(672a) Spectrokinetic Approach Towards Understanding Effect of H2o on Surface Treatment of Silica Filler

The mechanical strength of silica filler-reinforced polydimethylsiloxane is controlled by silylating filler surfaces with trimethyl siloxane (TMS) groups by reaction with hexamethyldisilazane (HMDZ). The molecular mechanisms of HMDZ silylation under practical conditions remain unclear, especially in the presence of HMDZ, water (H₂O), and intermediates formed in situ.¹ Here, we investigate these questions using spectrokinetic analysis of HMDZ silylation of fumed silica, which utilizes calibrated absorption coefficients together and time-resolved spectra to obtain surface coverages as functions of time at each set of reaction conditions. Subsequently, measurements of initial rates report on the influence of H₂O on rates, the total coverage of TMS groups, and the mechanism of the reaction.

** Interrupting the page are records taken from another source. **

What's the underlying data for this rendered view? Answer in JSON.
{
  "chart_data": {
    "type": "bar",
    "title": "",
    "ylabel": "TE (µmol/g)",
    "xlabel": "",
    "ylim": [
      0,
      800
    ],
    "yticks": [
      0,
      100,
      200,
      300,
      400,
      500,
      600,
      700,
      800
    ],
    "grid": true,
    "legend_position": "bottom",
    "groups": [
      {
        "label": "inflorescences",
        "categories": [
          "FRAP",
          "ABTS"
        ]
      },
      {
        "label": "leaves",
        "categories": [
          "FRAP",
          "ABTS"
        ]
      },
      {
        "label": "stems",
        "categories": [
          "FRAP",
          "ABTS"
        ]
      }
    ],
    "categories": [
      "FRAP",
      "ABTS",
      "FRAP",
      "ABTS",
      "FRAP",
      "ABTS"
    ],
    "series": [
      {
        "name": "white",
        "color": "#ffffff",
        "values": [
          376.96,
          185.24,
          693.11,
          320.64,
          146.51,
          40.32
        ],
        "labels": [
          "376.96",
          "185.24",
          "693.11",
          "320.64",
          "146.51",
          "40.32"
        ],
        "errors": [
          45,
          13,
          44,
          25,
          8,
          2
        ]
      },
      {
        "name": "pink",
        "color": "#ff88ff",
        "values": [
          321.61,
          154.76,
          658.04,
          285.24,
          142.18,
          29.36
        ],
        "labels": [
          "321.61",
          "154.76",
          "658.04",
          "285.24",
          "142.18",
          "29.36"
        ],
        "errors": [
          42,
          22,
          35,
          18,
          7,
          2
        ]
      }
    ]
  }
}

Uncalcined and calcined silica samples, the latter consists primarily of isolated silanol groups, give similar initial silylation rates, indicating that HMDZ preferentially reacts with isolated silanol species. Initial rates increase in proportion to the HMDZ partial pressure (P_HMDZ) in the absence of H₂O but depend sublinearly on P_HMDZ in the presence of water (0.06 – 0.23 kPa HMDZ, 2.34 kPa H₂O, 303 K), and decrease by an order of magnitude with increasing P_H2O (0.06- 2.34 kPa H₂O, 0.12 kPa HMDZ) over uncalcined silica. These comparisons indicate HMDZ not only reacts with isolated silanol sites but also hydrolyzes to form trimethylsilanol (TMSOH) in situ.² Infrared spectra confirm the presence of TMSOH, and experiments show both HMDZ and TMSOH act as silylating reagents albeit with different rates. Uncovering the effect of H₂O in HMDZ silylation kinetics provides guidance for the rational design of silica filler treatment conditions.